The up-regulation of hepatic Acly expression on a high-carbohydrate diet is controlled at the transcriptional level by SREBP-1 (3, 11, 12). (In transgenic mice expressing a truncated form of SREBP-1c, Acly was one of the most up-regulated of all of the SREBP-controlled genes (11).) We suggest that the β-galactosidase marker in the mutant Acly allele could be a useful tool for visualizing SREBP-1c gene regulation in vivo in response to changing metabolic conditions. As far as we are aware, the mutant Acly allele reported here is the only such “SREBP activity marker” currently available.
β-Galactosidase staining proved to be useful in understanding the role of Acly in the brain. First, β-galactosidase expression was high in the developing brain and was much lower in older mice. That temporal expression pattern undoubtedly reflects different rates of de novo lipogenesis at different stages of development (26–28). Acly was expressed in both glial cells and neurons. Second, in adult mice, we identified very high levels of β-galactosidase expression in cholinergic neurons, particularly in the brain stem and spinal cord. Whereas one might conceivably argue that this β-galactosidase expression reflects some peculiar requirement of cholinergic neurons for high levels of lipid synthesis, we think it is more likely that the very intense staining of cholinergic neurons reflects a role for Acly in acetylcholine synthesis. This conclusion is not farfetched: acetyl-CoA is a cosubstrate for choline acetyltransferase, which produces acetylcholine. Moreover, citrate and hydroxycitrate stimulate and inhibit, respectively, the in vitro synthesis of acetylcholine in rat caudate nuclei (30) and perfused rat phrenic nerve (31). Also, acetyl-CoA levels in cells have been reported to correlate directly with the rate of in vitro acetylcholine synthesis in rat caudate nuclei (32) and SN56 hybrid cholinergic cells (33).

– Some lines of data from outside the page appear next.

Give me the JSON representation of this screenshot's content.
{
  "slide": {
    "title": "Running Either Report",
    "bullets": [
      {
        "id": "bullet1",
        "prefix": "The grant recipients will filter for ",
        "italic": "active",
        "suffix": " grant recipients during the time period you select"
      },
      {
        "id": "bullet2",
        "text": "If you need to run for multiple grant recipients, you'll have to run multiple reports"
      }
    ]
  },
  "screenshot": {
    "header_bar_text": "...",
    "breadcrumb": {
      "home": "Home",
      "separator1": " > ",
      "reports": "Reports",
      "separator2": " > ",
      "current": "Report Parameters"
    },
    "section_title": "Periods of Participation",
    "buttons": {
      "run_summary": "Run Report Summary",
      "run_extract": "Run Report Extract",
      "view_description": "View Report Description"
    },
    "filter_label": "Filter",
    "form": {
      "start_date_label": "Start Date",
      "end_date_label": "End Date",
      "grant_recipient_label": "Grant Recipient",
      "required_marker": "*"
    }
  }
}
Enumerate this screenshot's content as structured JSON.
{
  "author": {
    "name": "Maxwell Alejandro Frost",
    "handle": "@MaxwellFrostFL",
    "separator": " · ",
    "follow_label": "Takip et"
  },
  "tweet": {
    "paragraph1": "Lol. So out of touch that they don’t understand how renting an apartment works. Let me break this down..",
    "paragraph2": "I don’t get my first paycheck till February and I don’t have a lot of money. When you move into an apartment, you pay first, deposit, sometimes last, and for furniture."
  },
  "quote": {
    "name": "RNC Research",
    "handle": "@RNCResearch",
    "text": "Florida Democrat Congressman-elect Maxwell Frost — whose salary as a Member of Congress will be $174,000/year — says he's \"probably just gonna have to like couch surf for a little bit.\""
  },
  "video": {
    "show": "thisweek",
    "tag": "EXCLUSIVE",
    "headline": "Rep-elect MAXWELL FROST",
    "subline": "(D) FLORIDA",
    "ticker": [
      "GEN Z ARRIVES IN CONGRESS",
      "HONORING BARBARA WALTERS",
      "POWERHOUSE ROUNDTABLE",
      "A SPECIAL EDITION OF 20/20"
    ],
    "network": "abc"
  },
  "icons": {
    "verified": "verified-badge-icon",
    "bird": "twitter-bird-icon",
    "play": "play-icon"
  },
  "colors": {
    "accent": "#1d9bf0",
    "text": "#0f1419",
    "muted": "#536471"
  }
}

It has been suggested that Asc1 could play a role in the regeneration of acetyl-CoA from acetate that is taken up after the breakdown of acetylcholine by acetylcholinesterase in nerve synapses (34). Based on published Northern blot experiments, the level of Asc1 expression in the brain is low (2, 35). However, if Asc1 is truly important for acetate metabolism in cholinergic neurons, we would predict that Asc1, like Acly, might be expressed highly in the cholinergic neurons of the brain stem and spinal cord. Finally, although both Acly and Asc1 expression are unequivocally regulated by SREBP-1c (2, 11), we speculate that the genetic regulation of Acly and Asc1 expression in cholinergic neurons might be more complex, taking into account the additional requirement of those cells for acetyl-CoA for acetylcholine synthesis.

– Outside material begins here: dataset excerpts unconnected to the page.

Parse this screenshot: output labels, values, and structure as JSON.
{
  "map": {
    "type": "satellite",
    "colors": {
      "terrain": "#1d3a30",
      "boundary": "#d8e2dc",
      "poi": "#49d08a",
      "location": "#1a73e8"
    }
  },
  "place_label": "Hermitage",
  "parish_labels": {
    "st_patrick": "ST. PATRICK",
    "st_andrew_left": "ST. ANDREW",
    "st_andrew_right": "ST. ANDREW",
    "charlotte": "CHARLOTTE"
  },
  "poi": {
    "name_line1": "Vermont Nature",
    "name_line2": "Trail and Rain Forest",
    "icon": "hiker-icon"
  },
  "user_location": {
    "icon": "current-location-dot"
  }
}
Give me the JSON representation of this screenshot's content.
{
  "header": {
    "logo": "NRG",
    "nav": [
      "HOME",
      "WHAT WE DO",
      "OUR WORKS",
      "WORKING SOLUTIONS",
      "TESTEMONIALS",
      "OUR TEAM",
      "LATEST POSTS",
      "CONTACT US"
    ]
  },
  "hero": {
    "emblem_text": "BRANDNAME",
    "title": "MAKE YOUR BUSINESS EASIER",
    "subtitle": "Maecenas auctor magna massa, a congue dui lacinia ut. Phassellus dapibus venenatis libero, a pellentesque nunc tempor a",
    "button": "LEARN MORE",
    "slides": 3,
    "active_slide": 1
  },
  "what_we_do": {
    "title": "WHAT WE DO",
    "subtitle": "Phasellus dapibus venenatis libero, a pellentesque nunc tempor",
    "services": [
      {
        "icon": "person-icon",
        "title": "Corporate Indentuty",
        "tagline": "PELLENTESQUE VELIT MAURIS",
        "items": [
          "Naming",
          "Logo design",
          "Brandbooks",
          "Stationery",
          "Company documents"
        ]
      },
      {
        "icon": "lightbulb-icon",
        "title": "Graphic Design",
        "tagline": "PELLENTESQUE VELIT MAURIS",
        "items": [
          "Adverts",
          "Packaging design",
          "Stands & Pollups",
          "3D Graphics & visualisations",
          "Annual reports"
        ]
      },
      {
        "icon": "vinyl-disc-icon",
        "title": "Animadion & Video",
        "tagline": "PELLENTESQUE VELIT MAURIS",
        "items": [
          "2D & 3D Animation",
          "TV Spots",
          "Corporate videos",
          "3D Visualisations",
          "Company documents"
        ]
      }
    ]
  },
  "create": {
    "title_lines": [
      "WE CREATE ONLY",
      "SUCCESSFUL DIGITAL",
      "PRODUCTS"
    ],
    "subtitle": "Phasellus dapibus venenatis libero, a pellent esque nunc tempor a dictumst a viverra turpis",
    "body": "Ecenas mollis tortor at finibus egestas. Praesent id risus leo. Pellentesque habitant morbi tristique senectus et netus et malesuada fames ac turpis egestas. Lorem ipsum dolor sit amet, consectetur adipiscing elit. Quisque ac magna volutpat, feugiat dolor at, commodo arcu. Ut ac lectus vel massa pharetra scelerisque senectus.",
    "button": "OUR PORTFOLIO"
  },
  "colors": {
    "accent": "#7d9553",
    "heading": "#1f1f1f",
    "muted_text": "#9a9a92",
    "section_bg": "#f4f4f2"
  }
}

In summary, our data show that Acly is critically important for embryonic development of the mouse, but there were no defects in lipid synthesis in the setting of half-normal levels of Acly. Our studies clearly support a major role for Acly in lipid synthesis, and suggest that Acly expression in the adult brain is important for the production of acetyl-CoA for acetylcholine synthesis.

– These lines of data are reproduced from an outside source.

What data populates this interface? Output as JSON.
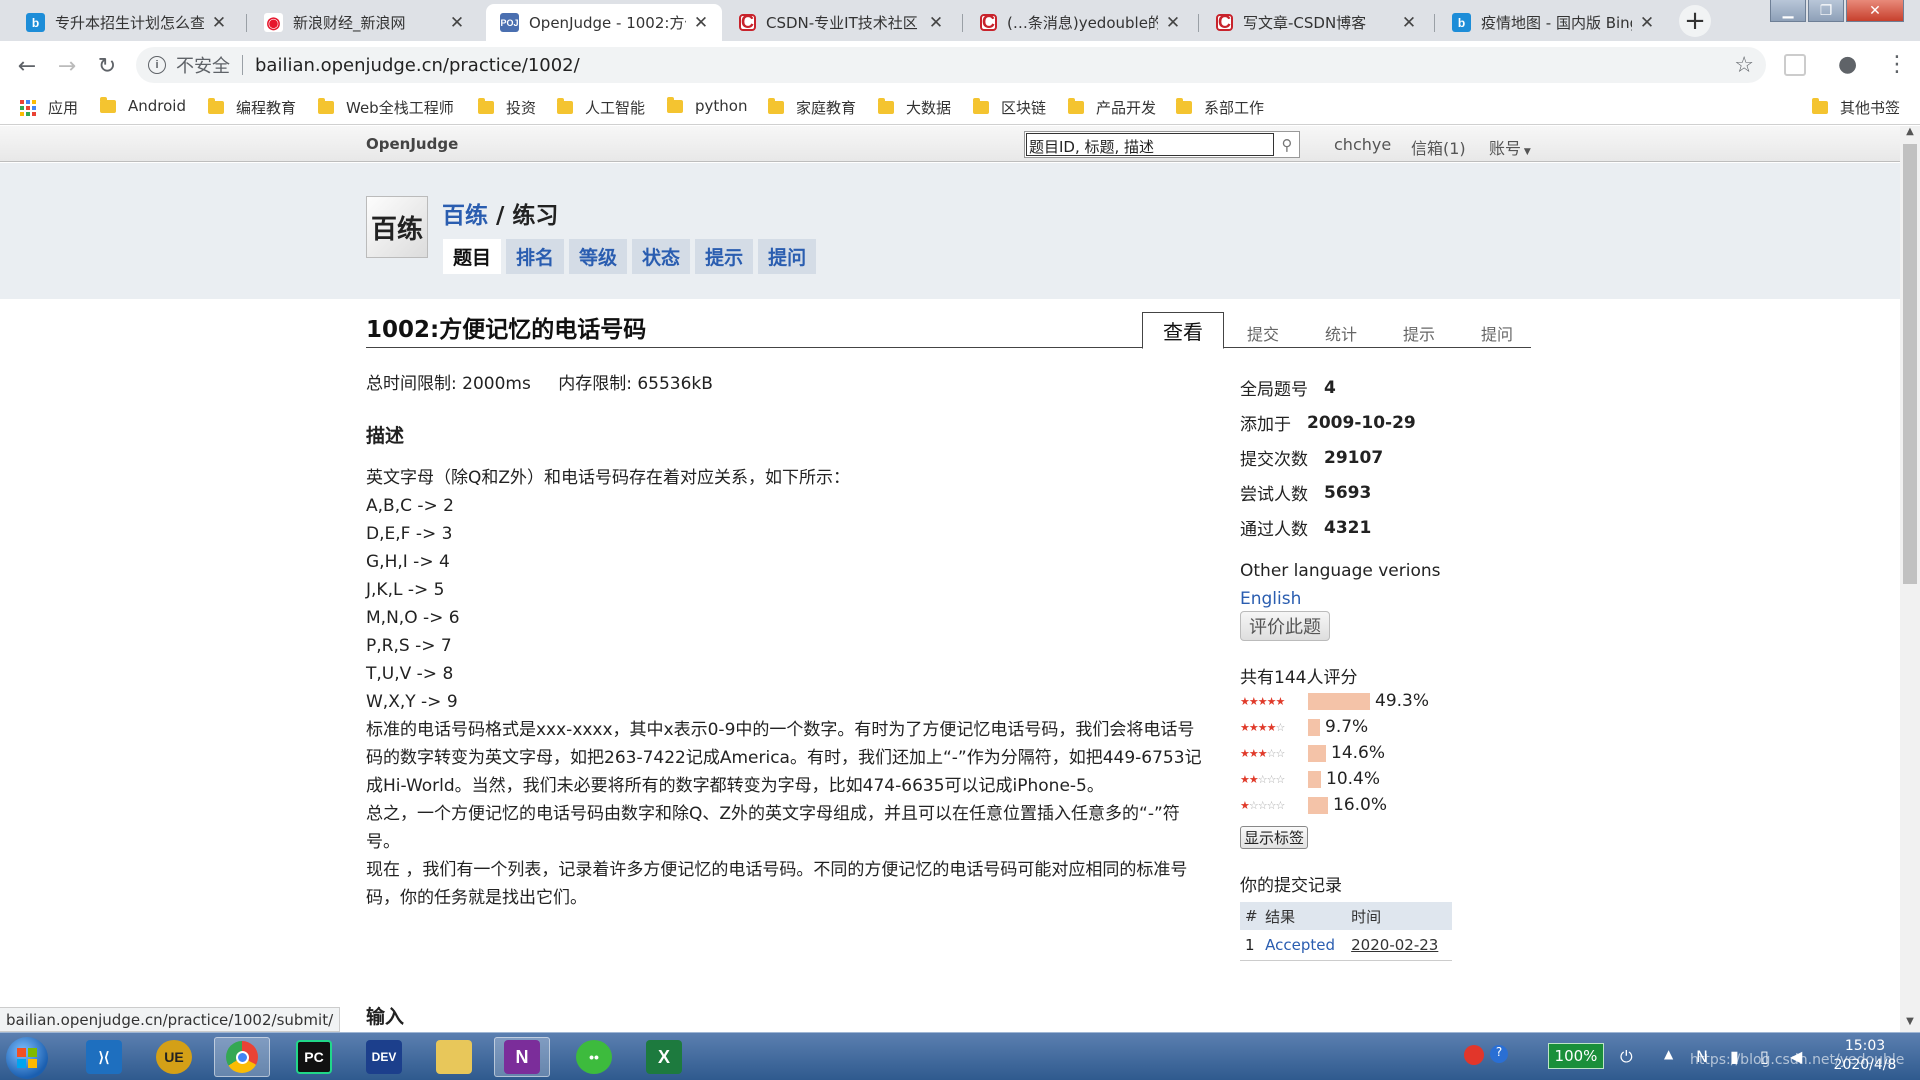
{
  "browser": {
    "tabs": [
      {
        "title": "专升本招生计划怎么查",
        "favicon": "bing-icon"
      },
      {
        "title": "新浪财经_新浪网",
        "favicon": "weibo-icon"
      },
      {
        "title": "OpenJudge - 1002:方便",
        "favicon": "poj-icon",
        "active": true
      },
      {
        "title": "CSDN-专业IT技术社区",
        "favicon": "csdn-icon"
      },
      {
        "title": "(…条消息)yedouble的",
        "favicon": "csdn-icon"
      },
      {
        "title": "写文章-CSDN博客",
        "favicon": "csdn-icon"
      },
      {
        "title": "疫情地图 - 国内版 Bing",
        "favicon": "bing-icon"
      }
    ],
    "security_label": "不安全",
    "url": "bailian.openjudge.cn/practice/1002/",
    "bookmarks": [
      "应用",
      "Android",
      "编程教育",
      "Web全栈工程师",
      "投资",
      "人工智能",
      "python",
      "家庭教育",
      "大数据",
      "区块链",
      "产品开发",
      "系部工作"
    ],
    "other_bookmarks": "其他书签",
    "status_url": "bailian.openjudge.cn/practice/1002/submit/"
  },
  "oj": {
    "brand": "OpenJudge",
    "search_value": "题目ID, 标题, 描述",
    "user": "chchye",
    "mailbox": "信箱(1)",
    "account": "账号",
    "logo_text": "百练",
    "crumb_link": "百练",
    "crumb_sep": " / ",
    "crumb_current": "练习",
    "nav": [
      "题目",
      "排名",
      "等级",
      "状态",
      "提示",
      "提问"
    ]
  },
  "problem": {
    "title": "1002:方便记忆的电话号码",
    "tabs": [
      "查看",
      "提交",
      "统计",
      "提示",
      "提问"
    ],
    "time_limit": "总时间限制: 2000ms",
    "memory_limit": "内存限制: 65536kB",
    "desc_heading": "描述",
    "desc_lines": [
      "英文字母（除Q和Z外）和电话号码存在着对应关系，如下所示：",
      "A,B,C -> 2",
      "D,E,F -> 3",
      "G,H,I -> 4",
      "J,K,L -> 5",
      "M,N,O -> 6",
      "P,R,S -> 7",
      "T,U,V -> 8",
      "W,X,Y -> 9",
      "标准的电话号码格式是xxx-xxxx，其中x表示0-9中的一个数字。有时为了方便记忆电话号码，我们会将电话号码的数字转变为英文字母，如把263-7422记成America。有时，我们还加上“-”作为分隔符，如把449-6753记成Hi-World。当然，我们未必要将所有的数字都转变为字母，比如474-6635可以记成iPhone-5。",
      "总之，一个方便记忆的电话号码由数字和除Q、Z外的英文字母组成，并且可以在任意位置插入任意多的“-”符号。",
      "现在 ，我们有一个列表，记录着许多方便记忆的电话号码。不同的方便记忆的电话号码可能对应相同的标准号码，你的任务就是找出它们。"
    ],
    "input_heading": "输入"
  },
  "side": {
    "info": [
      {
        "k": "全局题号",
        "v": "4"
      },
      {
        "k": "添加于",
        "v": "2009-10-29"
      },
      {
        "k": "提交次数",
        "v": "29107"
      },
      {
        "k": "尝试人数",
        "v": "5693"
      },
      {
        "k": "通过人数",
        "v": "4321"
      }
    ],
    "lang_heading": "Other language verions",
    "lang_link": "English",
    "rate_button": "评价此题",
    "rating_heading": "共有144人评分",
    "ratings": [
      {
        "stars": 5,
        "pct": "49.3%",
        "value": 49.3
      },
      {
        "stars": 4,
        "pct": "9.7%",
        "value": 9.7
      },
      {
        "stars": 3,
        "pct": "14.6%",
        "value": 14.6
      },
      {
        "stars": 2,
        "pct": "10.4%",
        "value": 10.4
      },
      {
        "stars": 1,
        "pct": "16.0%",
        "value": 16.0
      }
    ],
    "show_tags": "显示标签",
    "sub_heading": "你的提交记录",
    "sub_cols": [
      "#",
      "结果",
      "时间"
    ],
    "sub_rows": [
      {
        "n": "1",
        "result": "Accepted",
        "time": "2020-02-23"
      }
    ]
  },
  "taskbar": {
    "apps": [
      "vscode-icon",
      "ultraedit-icon",
      "chrome-icon",
      "pycharm-icon",
      "devcpp-icon",
      "explorer-icon",
      "onenote-icon",
      "wechat-icon",
      "excel-icon"
    ],
    "battery": "100%",
    "time": "15:03",
    "date": "2020/4/8",
    "watermark": "https://blog.csdn.net/yedouble"
  },
  "colors": {
    "link": "#2a5db0",
    "accent_bar": "#f4c3a8",
    "taskbar": "#2f5a8e"
  }
}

We thank Dr. Nabil A. Elshourbagy (SmithKline Beecham, King of Prussia, PA) for the antibody against rat Acly; Dr. Lorenzo Arnaboldi for technical advice and lipid analyses; and S. Ordway and G. Howard for comments on the manuscript. We thank Dr. Jacquelyn J. Maher, Gene Lee, and Claudio Villanueva for help in preparing primary hepatocytes.
*This work was supported by National Institutes of Health NHLBI Program in Genomics Applications Grants “BayGenomics” HL66621, HL66600, and HL66590.
1The abbreviations used are: Acly, ATP-citrate lyase; Acs1, acetyl-CoA synthetase 1; SREBP, sterol regulatory element-binding protein; βgeo, a fusion of β-galactosidase and neomycin phosphotransferase II; Gapdh, glyceraldehyde-3-phosphate dehydrogenase; dpc, days post-coitus.
2A. P. Beigneux, unpublished observations.